Terminó la comida con menos animación de lo que Pencroff había esperado.

Así, pues, los colonos no habían sido los primeros ni los únicos habitantes de la isla. Desde el incidente del grano de plomo, éste era un hecho incontestable, y semejante revelación no podía menos de suscitar viva inquietud en el ánimo de los colonos.

Ciro Smith y Gedeón Spilett, antes de dormirse, hablaron mucho de estas cosas. Se preguntaron si por acaso este incidente tendría conexión con las circunstancias inexplicables de la salvación del ingeniero y otras particularidades extrañas que ya muchas veces les había chocado. Sin embargo, Ciro Smith, después de haber discutido el pro y el contra de la cuestión, dijo:

—Bueno, ¿quiere usted saber mi opinión, querido Spilett?

—Sí, Ciro.

—Pues bien, yo creo que por mucho que busquemos y por minuciosamente que exploremos la isla no encontraremos nada.

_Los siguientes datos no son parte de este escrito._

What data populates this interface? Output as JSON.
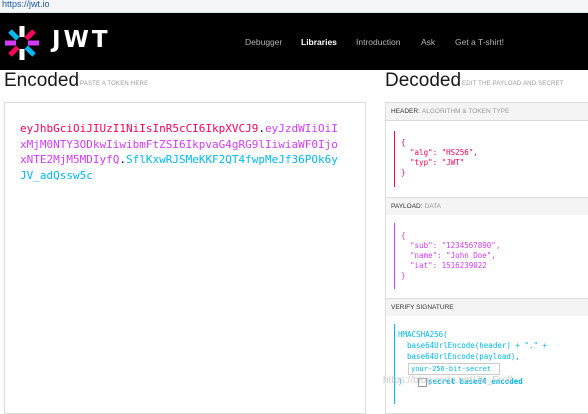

A la mañana siguiente, Pencroff puso manos a la obra. No se trataba de hacer una canoa con cuadernas y tablones de forro, sino sólo un aparato flotante de fondo plano, que sería excelente para navegar por el río de la Merced, sobre todo cerca de sus fuentes, donde el agua era poco profunda. Trozos de corteza de árbol, unidos uno a otro, debían bastar para formar la ligera embarcación y, en caso de que por dificultades naturales fuera necesario transportarla a brazo, no ofrecería grandes dificultades. Pencroff contaba formar la sutura de las tiras de corteza con clavos remachados, asegurando así con la perfecta adherencia de unas a otras la completa impermeabilidad del aparato.